Prien – Die Priener Schulen haben schnell reagiert. Kaum in der Chiemseegemeinde angekommen, gehen die ersten 40 ukrainischen Flüchtlingskinder schon zur Schule. An der Waldorf- und der Franziska-Hager-Schule lernen sie Deutsch und nehmen teilweise am regulären Unterricht teil – auch wenn sie momentan die Sprache noch kaum verstehen. Oberstes Ziel ist laut Lehrerin Setenay Götz, dass die Kinder sich schnellstmöglich unterhalten können und vor Ort zurechtkommen.

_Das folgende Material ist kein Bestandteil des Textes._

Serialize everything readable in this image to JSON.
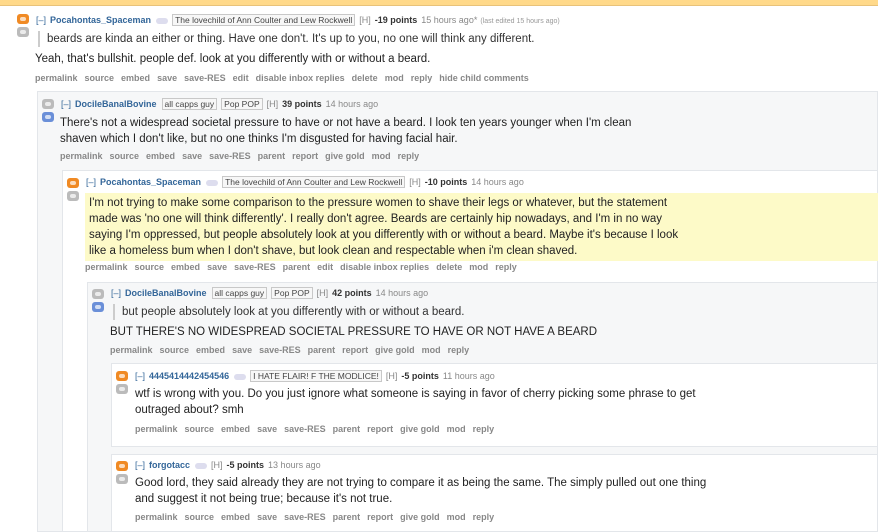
{
  "comments": [
    {
      "author": "Pocahontas_Spaceman",
      "flair": "The lovechild of Ann Coulter and Lew Rockwell",
      "history": "[H]",
      "score": "-19 points",
      "time": "15 hours ago*",
      "edited": "(last edited 15 hours ago)",
      "quote": "beards are kinda an either or thing. Have one don't. It's up to you, no one will think any different.",
      "text": "Yeah, that's bullshit. people def. look at you differently with or without a beard.",
      "buttons": [
        "permalink",
        "source",
        "embed",
        "save",
        "save-RES",
        "edit",
        "disable inbox replies",
        "delete",
        "mod",
        "reply",
        "hide child comments"
      ]
    },
    {
      "author": "DocileBanalBovine",
      "flair": "all capps guy",
      "flair2": "Pop POP",
      "history": "[H]",
      "score": "39 points",
      "time": "14 hours ago",
      "text_line1": "There's not a widespread societal pressure to have or not have a beard. I look ten years younger when I'm clean",
      "text_line2": "shaven which I don't like, but no one thinks I'm disgusted for having facial hair.",
      "buttons": [
        "permalink",
        "source",
        "embed",
        "save",
        "save-RES",
        "parent",
        "report",
        "give gold",
        "mod",
        "reply"
      ]
    },
    {
      "author": "Pocahontas_Spaceman",
      "flair": "The lovechild of Ann Coulter and Lew Rockwell",
      "history": "[H]",
      "score": "-10 points",
      "time": "14 hours ago",
      "text_line1": "I'm not trying to make some comparison to the pressure women to shave their legs or whatever, but the statement",
      "text_line2": "made was 'no one will think differently'. I really don't agree. Beards are certainly hip nowadays, and I'm in no way",
      "text_line3": "saying I'm oppressed, but people absolutely look at you differently with or without a beard. Maybe it's because I look",
      "text_line4": "like a homeless bum when I don't shave, but look clean and respectable when i'm clean shaved.",
      "buttons": [
        "permalink",
        "source",
        "embed",
        "save",
        "save-RES",
        "parent",
        "edit",
        "disable inbox replies",
        "delete",
        "mod",
        "reply"
      ]
    },
    {
      "author": "DocileBanalBovine",
      "flair": "all capps guy",
      "flair2": "Pop POP",
      "history": "[H]",
      "score": "42 points",
      "time": "14 hours ago",
      "quote": "but people absolutely look at you differently with or without a beard.",
      "text": "BUT THERE'S NO WIDESPREAD SOCIETAL PRESSURE TO HAVE OR NOT HAVE A BEARD",
      "buttons": [
        "permalink",
        "source",
        "embed",
        "save",
        "save-RES",
        "parent",
        "report",
        "give gold",
        "mod",
        "reply"
      ]
    },
    {
      "author": "4445414442454546",
      "flair": "I HATE FLAIR! F THE MODLICE!",
      "history": "[H]",
      "score": "-5 points",
      "time": "11 hours ago",
      "text_line1": "wtf is wrong with you. Do you just ignore what someone is saying in favor of cherry picking some phrase to get",
      "text_line2": "outraged about? smh",
      "buttons": [
        "permalink",
        "source",
        "embed",
        "save",
        "save-RES",
        "parent",
        "report",
        "give gold",
        "mod",
        "reply"
      ]
    },
    {
      "author": "forgotacc",
      "history": "[H]",
      "score": "-5 points",
      "time": "13 hours ago",
      "text_line1": "Good lord, they said already they are not trying to compare it as being the same. The simply pulled out one thing",
      "text_line2": "and suggest it not being true; because it's not true.",
      "buttons": [
        "permalink",
        "source",
        "embed",
        "save",
        "save-RES",
        "parent",
        "report",
        "give gold",
        "mod",
        "reply"
      ]
    }
  ],
  "ui": {
    "expand": "[–]"
  }
}
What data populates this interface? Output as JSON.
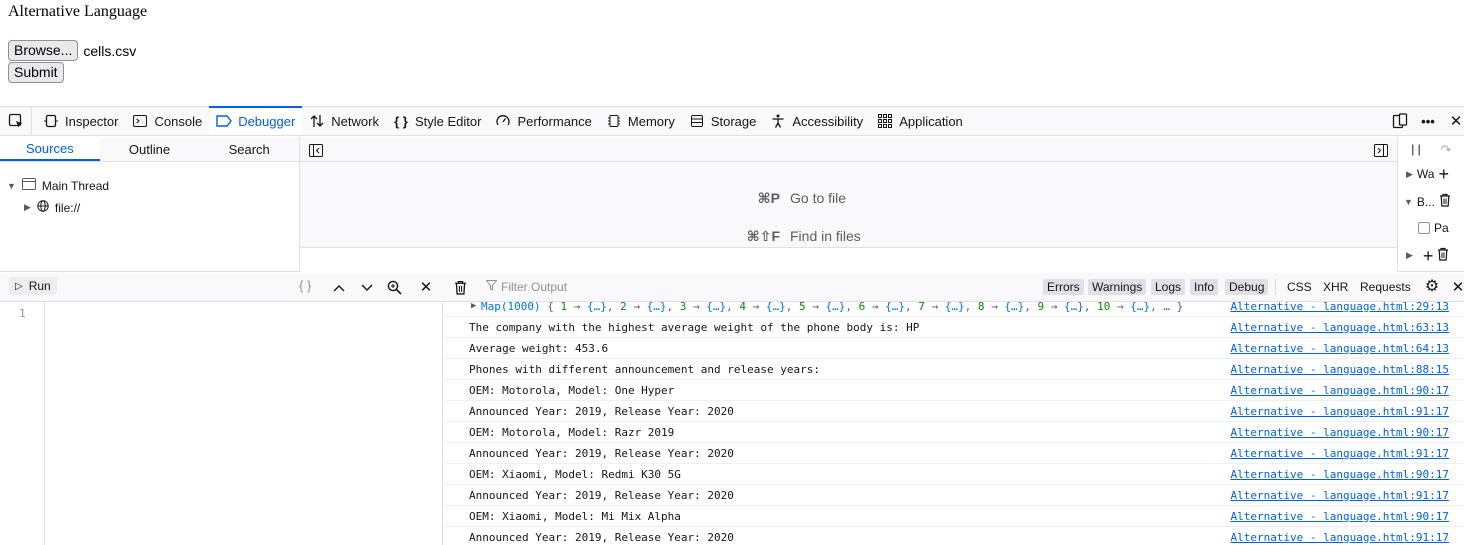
{
  "page": {
    "title": "Alternative Language",
    "browse_label": "Browse...",
    "file_name": "cells.csv",
    "submit_label": "Submit"
  },
  "devtools": {
    "tabs": [
      {
        "label": "Inspector",
        "icon": "inspector-icon"
      },
      {
        "label": "Console",
        "icon": "console-icon"
      },
      {
        "label": "Debugger",
        "icon": "debugger-icon",
        "active": true
      },
      {
        "label": "Network",
        "icon": "network-icon"
      },
      {
        "label": "Style Editor",
        "icon": "style-editor-icon"
      },
      {
        "label": "Performance",
        "icon": "performance-icon"
      },
      {
        "label": "Memory",
        "icon": "memory-icon"
      },
      {
        "label": "Storage",
        "icon": "storage-icon"
      },
      {
        "label": "Accessibility",
        "icon": "accessibility-icon"
      },
      {
        "label": "Application",
        "icon": "application-icon"
      }
    ]
  },
  "debugger": {
    "source_tabs": [
      "Sources",
      "Outline",
      "Search"
    ],
    "tree": {
      "thread": "Main Thread",
      "origin": "file://"
    },
    "shortcuts": [
      {
        "key": "⌘P",
        "label": "Go to file"
      },
      {
        "key": "⌘⇧F",
        "label": "Find in files"
      }
    ],
    "right_panel": {
      "watch": "Wa",
      "breakpoints": "B...",
      "pause": "Pa"
    }
  },
  "console": {
    "run_label": "Run",
    "filter_placeholder": "Filter Output",
    "levels": [
      "Errors",
      "Warnings",
      "Logs",
      "Info",
      "Debug"
    ],
    "types": [
      "CSS",
      "XHR",
      "Requests"
    ],
    "line_number": "1",
    "map_row": {
      "label": "Map(1000)",
      "summary": "{ 1 → {…}, 2 → {…}, 3 → {…}, 4 → {…}, 5 → {…}, 6 → {…}, 7 → {…}, 8 → {…}, 9 → {…}, 10 → {…}, … }",
      "source": "Alternative - language.html:29:13"
    },
    "logs": [
      {
        "message": "The company with the highest average weight of the phone body is: HP",
        "source": "Alternative - language.html:63:13"
      },
      {
        "message": "Average weight: 453.6",
        "source": "Alternative - language.html:64:13"
      },
      {
        "message": "Phones with different announcement and release years:",
        "source": "Alternative - language.html:88:15"
      },
      {
        "message": "OEM: Motorola, Model: One Hyper",
        "source": "Alternative - language.html:90:17"
      },
      {
        "message": "Announced Year: 2019, Release Year: 2020",
        "source": "Alternative - language.html:91:17"
      },
      {
        "message": "OEM: Motorola, Model: Razr 2019",
        "source": "Alternative - language.html:90:17"
      },
      {
        "message": "Announced Year: 2019, Release Year: 2020",
        "source": "Alternative - language.html:91:17"
      },
      {
        "message": "OEM: Xiaomi, Model: Redmi K30 5G",
        "source": "Alternative - language.html:90:17"
      },
      {
        "message": "Announced Year: 2019, Release Year: 2020",
        "source": "Alternative - language.html:91:17"
      },
      {
        "message": "OEM: Xiaomi, Model: Mi Mix Alpha",
        "source": "Alternative - language.html:90:17"
      },
      {
        "message": "Announced Year: 2019, Release Year: 2020",
        "source": "Alternative - language.html:91:17"
      }
    ]
  }
}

Platz geschaffen für die Neuankömmlinge

Von der Grund- über die Waldorf- und die Realschule bis hin zum Ludwig-Thoma-Gymnasium (LTG) stehen die Schulen bereit. „Wir füllen nacheinander auf“, beschreibt Marcus Hübl, Schulleiter der Franziska-Hager-Mittelschule, die Situation. Trotz schon vorher bestehender Engpässe in puncto Platz und Personal sei dies möglich.

„Spickzettel“: Die Zahlen in lateinischer und kyrillischer Schrift, in deutscher und russischer Sprache.

An seiner und der Waldorfschule sind die ersten Kinder aufgenommen worden. An der Mittelschule üben sich seit Montag 30 ukrainische Kinder von elf bis 16 Jahren eifrig in der deutschen Sprache in der so genannten Willkommensklasse, die auf zwei Gruppen aufgeteilt ist.

Vor einer Gruppe steht Setenay Götz an der Tafel, zählt laut und deutlich eine Zahl nach der anderen vor und lässt die Klasse im Chor nachsprechen. Neben ihr steht Thomas Graf Grote. Der Pfarrer und Religionslehrer lebte 25 Jahre in Sibirien und spricht fließend russisch. Er ist Lehrer an der Waldorfschule Prien und hilft den Kollegen an der Franziska-Hager-Mittelschule in den Willkommensklassen als Dolmetscher aus.

Lehrerin ist selbst aus der Ukraine geflohen

Die Lehrerin der zweiten Klassengruppe ist Olga Borovskykh aus der Ukraine. Sie kommt schon seit vielen Jahren in den Chiemgau, weil ihre behinderte 13-jährige Tochter an der Schön Klinik Vogtareuth behandelt wird. Wie bei früheren Besuchen wohnt sie in einer Ferienwohnung in Eggstätt. Der Unterschied: Dieses Mal wird die Ukrainerin mit ihren beiden Kindern so schnell wohl nicht nach Hause zurückkehren können.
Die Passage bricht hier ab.